2. FFP2-Masken bieten hierbei ein besseres Schutzniveau als ein chirurgischer Mund-Naseschutz. ABER:
3. Masken wirken nur bei korrekter Anwendung, dies setzt Freiwilligkeit voraus, sonst trage ich meine Maske nicht so wie es sein muss. Und Leute, die bei der Maskenatmung Probleme haben, werden es noch weniger tun.

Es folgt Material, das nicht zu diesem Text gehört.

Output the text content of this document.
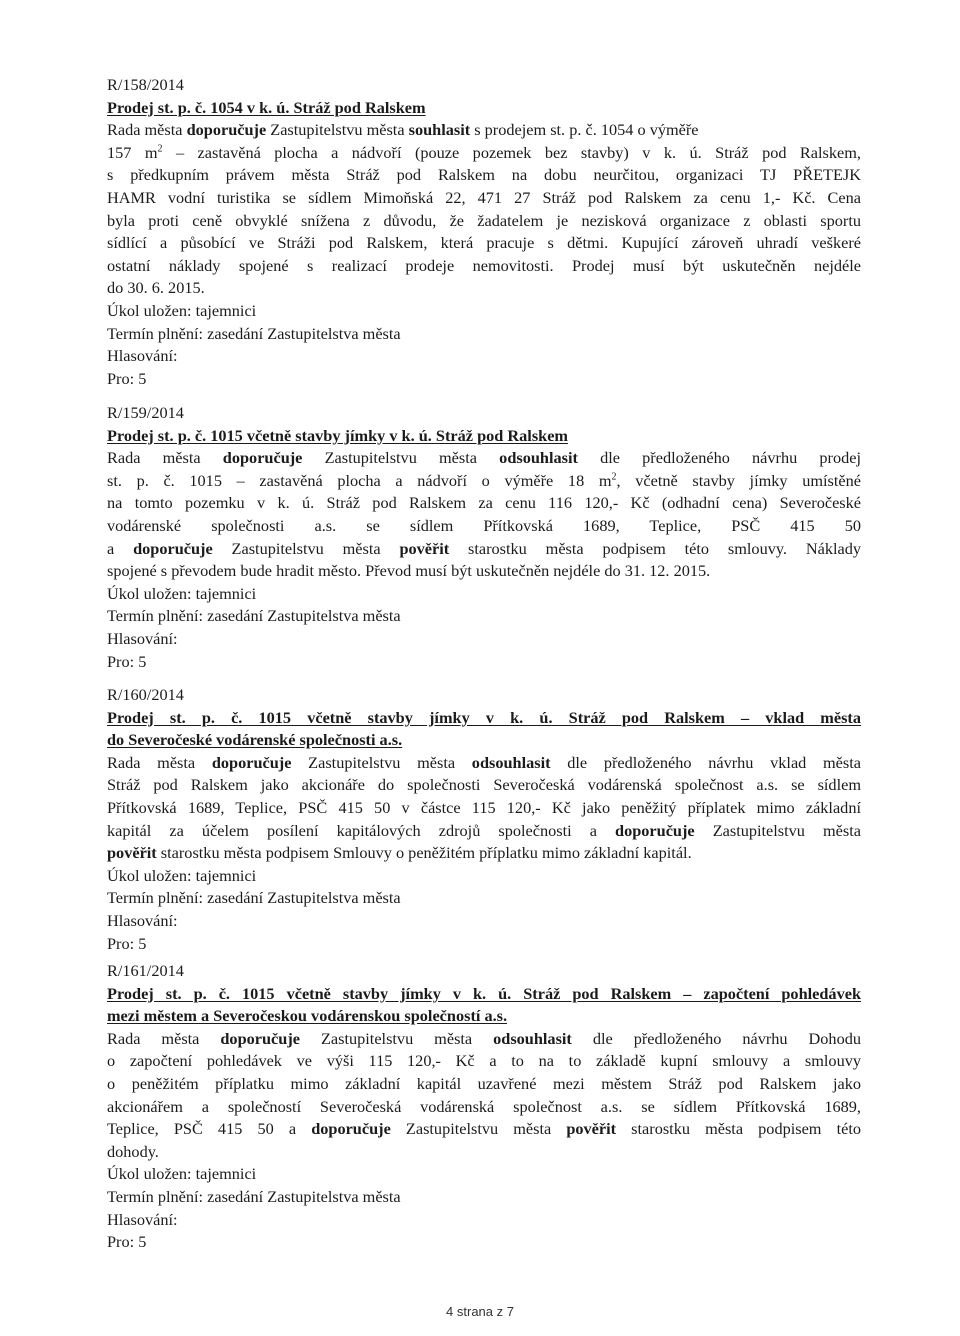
R/158/2014
Prodej st. p. č. 1054 v k. ú. Stráž pod Ralskem
Rada města doporučuje Zastupitelstvu města souhlasit s prodejem st. p. č. 1054 o výměře
157 $m^2$ – zastavěná plocha a nádvoří (pouze pozemek bez stavby) v k. ú. Stráž pod Ralskem,
s předkupním právem města Stráž pod Ralskem na dobu neurčitou, organizaci TJ PŘETEJK
HAMR vodní turistika se sídlem Mimoňská 22, 471 27 Stráž pod Ralskem za cenu 1,- Kč. Cena
byla proti ceně obvyklé snížena z důvodu, že žadatelem je nezisková organizace z oblasti sportu
sídlící a působící ve Stráži pod Ralskem, která pracuje s dětmi. Kupující zároveň uhradí veškeré
ostatní náklady spojené s realizací prodeje nemovitosti. Prodej musí být uskutečněn nejdéle
do 30. 6. 2015.
Úkol uložen: tajemnici
Termín plnění: zasedání Zastupitelstva města
Hlasování:
Pro: 5
R/159/2014
Prodej st. p. č. 1015 včetně stavby jímky v k. ú. Stráž pod Ralskem
Rada města doporučuje Zastupitelstvu města odsouhlasit dle předloženého návrhu prodej
st. p. č. 1015 – zastavěná plocha a nádvoří o výměře 18 $m^2$, včetně stavby jímky umístěné
na tomto pozemku v k. ú. Stráž pod Ralskem za cenu 116 120,- Kč (odhadní cena) Severočeské
vodárenské společnosti a.s. se sídlem Přítkovská 1689, Teplice, PSČ 415 50
a doporučuje Zastupitelstvu města pověřit starostku města podpisem této smlouvy. Náklady
spojené s převodem bude hradit město. Převod musí být uskutečněn nejdéle do 31. 12. 2015.
Úkol uložen: tajemnici
Termín plnění: zasedání Zastupitelstva města
Hlasování:
Pro: 5
R/160/2014
Prodej st. p. č. 1015 včetně stavby jímky v k. ú. Stráž pod Ralskem – vklad města
do Severočeské vodárenské společnosti a.s.
Rada města doporučuje Zastupitelstvu města odsouhlasit dle předloženého návrhu vklad města
Stráž pod Ralskem jako akcionáře do společnosti Severočeská vodárenská společnost a.s. se sídlem
Přítkovská 1689, Teplice, PSČ 415 50 v částce 115 120,- Kč jako peněžitý příplatek mimo základní
kapitál za účelem posílení kapitálových zdrojů společnosti a doporučuje Zastupitelstvu města
pověřit starostku města podpisem Smlouvy o peněžitém příplatku mimo základní kapitál.
Úkol uložen: tajemnici
Termín plnění: zasedání Zastupitelstva města
Hlasování:
Pro: 5
R/161/2014
Prodej st. p. č. 1015 včetně stavby jímky v k. ú. Stráž pod Ralskem – započtení pohledávek
mezi městem a Severočeskou vodárenskou společností a.s.
Rada města doporučuje Zastupitelstvu města odsouhlasit dle předloženého návrhu Dohodu
o započtení pohledávek ve výši 115 120,- Kč a to na to základě kupní smlouvy a smlouvy
o peněžitém příplatku mimo základní kapitál uzavřené mezi městem Stráž pod Ralskem jako
akcionářem a společností Severočeská vodárenská společnost a.s. se sídlem Přítkovská 1689,
Teplice, PSČ 415 50 a doporučuje Zastupitelstvu města pověřit starostku města podpisem této
dohody.
Úkol uložen: tajemnici
Termín plnění: zasedání Zastupitelstva města
Hlasování:
Pro: 5
4 strana z 7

4. Daher ist der Effekt einer Maskenpflicht auf Bevölkerungsebene marginal bzw. gar nicht vorhanden (gilt gerade für FFP2-Masken, siehe Evaluationsbericht). Nur weil eine Maßnahme im Labor wirkt, bedeute dies nicht das sie diese Wirksamkeit auch im real-life auf die Straße bringt!
5. Dazu kommt: Die meisten Übertragungen finden dort statt wo keine Eingriffsmöglichkeiten bestehen (Privatbereich)
Jeder muss für sich eine Risikoabwägung durchführen und ist für seine Gesundheit selbst verantwortlich, eine Maßnahme ohne nachgewiesen Nutzen im wahren Leben darf nicht verpflichtend sein.